Recelo hacia el inmigrante

La llegada de inmigrantes de baja cualificación incrementará la demanda de empleos aptos para la clase baja, lo que provocará una tendencia a reducir los salarios. Esto no interesa a este estrato social.

Soy de los que piensan que una de las principales ventajas de ser miembro de la Unión Europea es la de disfrutar de libertad de tránsito de personas. Es algo difícil de extender a otras fronteras, pero la considero una buena dirección hacia la que remar. Facilitar los flujos migratorios aumenta el nivel de competencia entre economías vecinas, de forma que si un país ofrece unas condiciones laborales pobres mucha gente buscará otro lugar donde prosperar. Está claro que esto es relativo, pues el idioma y el arraigo a la localidad donde se vive son importantes barreras que hacen rígidas las fronteras. Pero cuando una sociedad es más flexible, la economía está mejor engrasada.
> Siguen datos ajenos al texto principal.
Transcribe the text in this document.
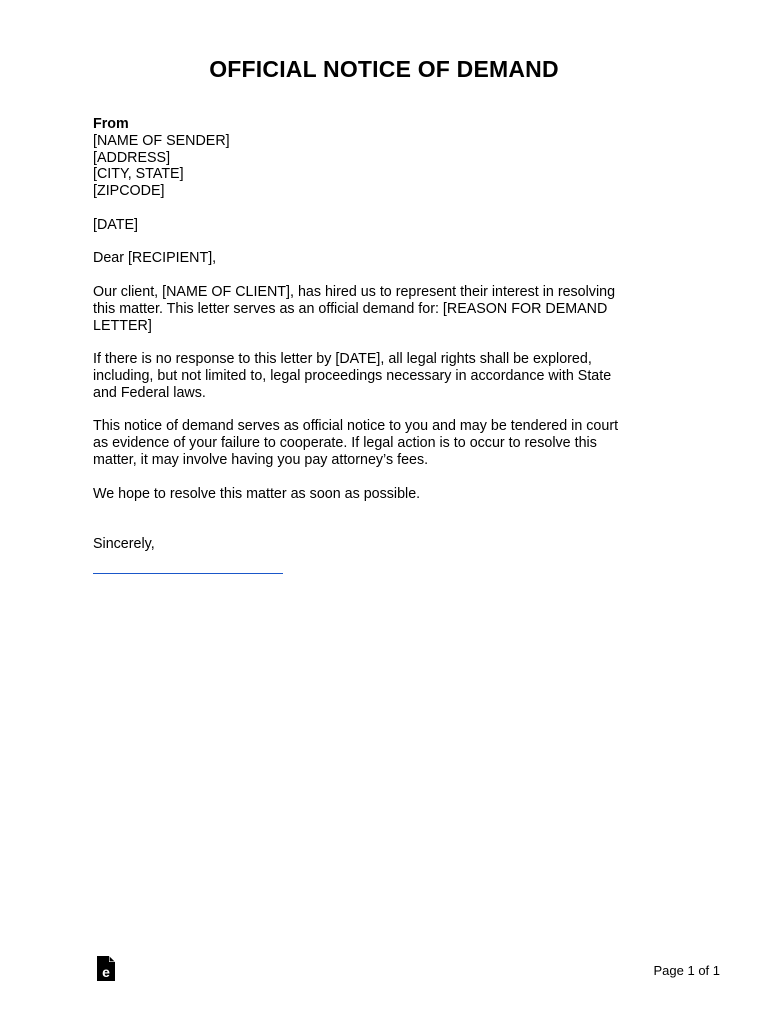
OFFICIAL NOTICE OF DEMAND
From
[NAME OF SENDER]
[ADDRESS]
[CITY, STATE]
[ZIPCODE]
[DATE]
Dear [RECIPIENT],
Our client, [NAME OF CLIENT], has hired us to represent their interest in resolving
this matter. This letter serves as an official demand for: [REASON FOR DEMAND
LETTER]
If there is no response to this letter by [DATE], all legal rights shall be explored,
including, but not limited to, legal proceedings necessary in accordance with State
and Federal laws.
This notice of demand serves as official notice to you and may be tendered in court
as evidence of your failure to cooperate. If legal action is to occur to resolve this
matter, it may involve having you pay attorney’s fees.
We hope to resolve this matter as soon as possible.
Sincerely,
e	Page 1 of 1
Las crisis tienden a recrudecer el recelo hacia el inmigrante. Lo que en épocas de prosperidad era una bendición, pues cubría puestos de trabajos necesarios pero poco apetecibles, se torna en herramienta política cuando llega la recesión. Y lo estamos viendo. En los últimos días todos los partidos están modulando su discurso, buscando la tecla que conecte mejor con el electorado. La realidad va imponiendo un deslizamiento del discurso hacia la dureza contra el inmigrante. Enredados en este debate, mucha gente ha juzgado contradictorio que los primeros brotes de xenofobia se den entre clases obreras, cuando se consideraba un defecto generalizado entre los ricos. Lo cierto es que no es algo contradictorio, sino perfectamente racional.

Imaginemos una sociedad simplificada en la que sólo hay dos tipos de trabajadores: unos son de baja cualificación, y los otros son personas muy bien preparadas, entre las que hay empresarios, directivos y trabajadores especializados. Por agilizar la lectura les llamaremos respectivamente clase baja y clase alta. La llegada de inmigrantes de baja cualificación incrementaría la demanda de empleos aptos para la clase baja, lo que provocaría una tendencia a reducir los salarios. Esto no interesa a este estrato social, que vería que la inmigración le obliga a trabajar por menos dinero.

La clase alta, sin embargo, estaría encantada con la llegada de inmigrantes dispuestos a trabajar barato. Los empresarios reducirían sus costes de personal, y los trabajadores más cualificados no notarían ningún efecto negativo en sus salarios. Es cierto que también existe la inmigración de alta cualificación, pero su efecto es mucho menos relevante. Después de todo, la clase alta tendería a ser menos numerosa, a emigrar de forma menos masiva, y no se juega su subsistencia en un margen tan estrecho.

Es evidente que la sociedad real es mucho más compleja. Ni existen dos clases definidas, ni los tipos de puesto de trabajo se dividen en compartimentos estancos. La sociedad actual está formada por una gama de niveles de formación, ambiciones y posibilidades tan variada que el concepto de clases no tiene cabida. Pero, como en el ámbito científico, el uso de modelos simplificados es útil para explicar parte de lo que sucede en la compleja realidad. De lo que se cuece.

El recelo hacia el inmigrante comienza a aflorar a la luz de la crisis que amenaza con quedarse en España. Afecta en mayor medida a los trabajadores de menor cualificación y a los parados. Por eso un partido que quisiera atraer a estos votantes presentaría al inmigrante como un adversario, como una amenaza. Esto alimentaría la xenofobia en los barrios con más problemas económicos. Pero es un proceso racional. Y cuando digo racional no me refiero a que esté justificado, o que no sea reprobable. Me refiero a que responde a los incentivos que hay en el sistema. Por brutales que éstos sean.